Plakat: Benjamin Badock

12. April – 15. September 2019

GRATWANDERUNG
Expressionistische Holz- und
Linolschnitte aus der Sammlung
des Museum August Macke Haus
 

im Dialog mit Benjamin Badock,
Christiane Baumgartner, Gabriela Jolowicz,
Christoph Ruckhäberle, Tal R, Gert & Uwe Tobias, Barthélémey Toguo, Georg Winter

Mit dem Holz- und Linolschnitt wird ein Medium ins Zentrum gerückt, das sich zutiefst mit dem Expressionismus verbindet und heute eine Renaissance erfährt. Werke von Augst Macke, Franz Marc, Ernst Ludwig Kirchner, Erich Heckel, Ewald Mataré bis hin zu Fifi Kreutzer werden mit zeitgenössischen international renommierten Künstlerinnen und Künstlern des Holz- und Linolschnittes in einen spannungsvollen Dialog treten. Der Brückenschlag vom Expressionismus in die Gegenwartskunst vermittelt spannende Einblicke in den Wandel der Kunst und ihrer Auffassung, wie er sich seit Beginn des 20. Jahrhunderts vor dem Hintergrund tiefgreifender gesellschaftlicher und politischer Veränderungen vollzogen hat. Von eher kleinformatigen, flächigen und durchaus noch traditionsgebundenen Arbeiten hat sich der Holz- und Linolschnitt heute zu einem vielgestaltigen und oft farbintensiven künstlerischen Medium entwickelt, das oft auch beeindruckende räumliche Dimensionen annimmt.
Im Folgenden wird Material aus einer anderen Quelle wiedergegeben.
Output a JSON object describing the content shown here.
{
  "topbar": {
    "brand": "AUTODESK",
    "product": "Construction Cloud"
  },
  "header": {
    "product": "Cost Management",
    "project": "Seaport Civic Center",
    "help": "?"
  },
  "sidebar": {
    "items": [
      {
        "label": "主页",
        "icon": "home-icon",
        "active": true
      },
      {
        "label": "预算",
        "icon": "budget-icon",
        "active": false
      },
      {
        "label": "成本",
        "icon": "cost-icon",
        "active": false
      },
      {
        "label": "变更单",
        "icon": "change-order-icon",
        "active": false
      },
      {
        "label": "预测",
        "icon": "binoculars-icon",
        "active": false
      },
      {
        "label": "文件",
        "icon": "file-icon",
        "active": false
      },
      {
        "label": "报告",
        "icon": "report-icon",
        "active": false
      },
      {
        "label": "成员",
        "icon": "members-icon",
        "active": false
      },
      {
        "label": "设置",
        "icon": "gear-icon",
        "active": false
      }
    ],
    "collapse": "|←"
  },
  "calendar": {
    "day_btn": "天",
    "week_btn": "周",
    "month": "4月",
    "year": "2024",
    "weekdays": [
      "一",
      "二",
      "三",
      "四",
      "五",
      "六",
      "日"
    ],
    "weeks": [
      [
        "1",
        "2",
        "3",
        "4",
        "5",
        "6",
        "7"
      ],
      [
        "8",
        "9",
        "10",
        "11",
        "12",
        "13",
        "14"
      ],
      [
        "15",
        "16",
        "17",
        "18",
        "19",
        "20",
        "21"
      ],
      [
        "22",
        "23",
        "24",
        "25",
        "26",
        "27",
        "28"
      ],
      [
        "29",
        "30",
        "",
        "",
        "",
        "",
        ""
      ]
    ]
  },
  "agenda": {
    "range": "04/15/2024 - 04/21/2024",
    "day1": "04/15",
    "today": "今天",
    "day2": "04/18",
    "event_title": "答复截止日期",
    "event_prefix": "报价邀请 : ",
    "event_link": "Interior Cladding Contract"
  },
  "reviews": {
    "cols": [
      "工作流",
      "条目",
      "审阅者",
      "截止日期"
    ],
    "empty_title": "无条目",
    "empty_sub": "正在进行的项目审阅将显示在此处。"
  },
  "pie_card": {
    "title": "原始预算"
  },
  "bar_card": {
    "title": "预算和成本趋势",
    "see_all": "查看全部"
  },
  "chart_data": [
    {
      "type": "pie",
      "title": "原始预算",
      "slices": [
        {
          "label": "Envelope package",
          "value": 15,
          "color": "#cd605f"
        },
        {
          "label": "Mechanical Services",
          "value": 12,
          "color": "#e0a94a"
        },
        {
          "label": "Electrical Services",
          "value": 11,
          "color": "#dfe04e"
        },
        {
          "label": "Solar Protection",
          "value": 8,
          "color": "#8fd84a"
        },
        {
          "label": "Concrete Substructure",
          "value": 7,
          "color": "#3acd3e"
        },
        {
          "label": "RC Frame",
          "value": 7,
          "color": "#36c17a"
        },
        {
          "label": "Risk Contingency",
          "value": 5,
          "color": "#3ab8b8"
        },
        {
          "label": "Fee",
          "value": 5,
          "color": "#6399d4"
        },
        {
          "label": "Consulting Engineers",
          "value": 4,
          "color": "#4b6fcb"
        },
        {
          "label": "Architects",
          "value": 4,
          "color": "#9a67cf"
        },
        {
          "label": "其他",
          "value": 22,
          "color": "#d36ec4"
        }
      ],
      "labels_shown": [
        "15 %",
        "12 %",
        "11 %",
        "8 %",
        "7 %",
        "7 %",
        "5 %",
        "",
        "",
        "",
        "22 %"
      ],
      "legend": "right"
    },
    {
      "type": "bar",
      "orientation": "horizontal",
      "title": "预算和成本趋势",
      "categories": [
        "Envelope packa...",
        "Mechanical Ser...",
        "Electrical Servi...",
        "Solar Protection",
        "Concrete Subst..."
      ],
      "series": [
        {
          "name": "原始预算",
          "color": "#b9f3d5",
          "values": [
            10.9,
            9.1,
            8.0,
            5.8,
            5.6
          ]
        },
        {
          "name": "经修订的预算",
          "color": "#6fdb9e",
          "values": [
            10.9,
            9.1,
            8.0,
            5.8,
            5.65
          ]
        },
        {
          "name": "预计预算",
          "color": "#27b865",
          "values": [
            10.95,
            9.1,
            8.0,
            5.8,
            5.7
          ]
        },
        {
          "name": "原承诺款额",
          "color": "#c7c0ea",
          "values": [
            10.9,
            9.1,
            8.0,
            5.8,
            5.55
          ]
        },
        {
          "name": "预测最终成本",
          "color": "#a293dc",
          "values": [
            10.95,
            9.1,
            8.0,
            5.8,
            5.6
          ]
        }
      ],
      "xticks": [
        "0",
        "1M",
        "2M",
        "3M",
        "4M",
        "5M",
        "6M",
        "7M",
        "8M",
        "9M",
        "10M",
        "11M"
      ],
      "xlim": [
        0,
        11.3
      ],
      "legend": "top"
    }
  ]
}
August Macke, Begrüßung, 1912, Linolschnitt, Museum August Macke Haus

Die Zusammenarbeit mit dem Lubok-Verlag des Leipziger Künstlers und Professors der Hochschule für Grafik und Buchkunst in Leipzig, Christoph Ruckhäberle zur Kataloggestaltung setzt die Tradition des Künstler-Almanachs der Expressionisten fort. Auch mit der Gestaltung eines Originaldruckes als Ausstellungsplakat durch den Leipziger Künstler Benjamin Badock greift die Ausstellung expressionistische Traditionen auf. Ob der Almanach Tal Rs, den er in eine historische Sammlung von Frühstücksbrettchen schneidet, oder Ruckhäberles in Holz geschnittene Tapete, die Reminiszenz an die Vorreiter der Moderne ist allenthalben spürbar. Und doch hat sich der Umgang mit dem Medium radikal verändert.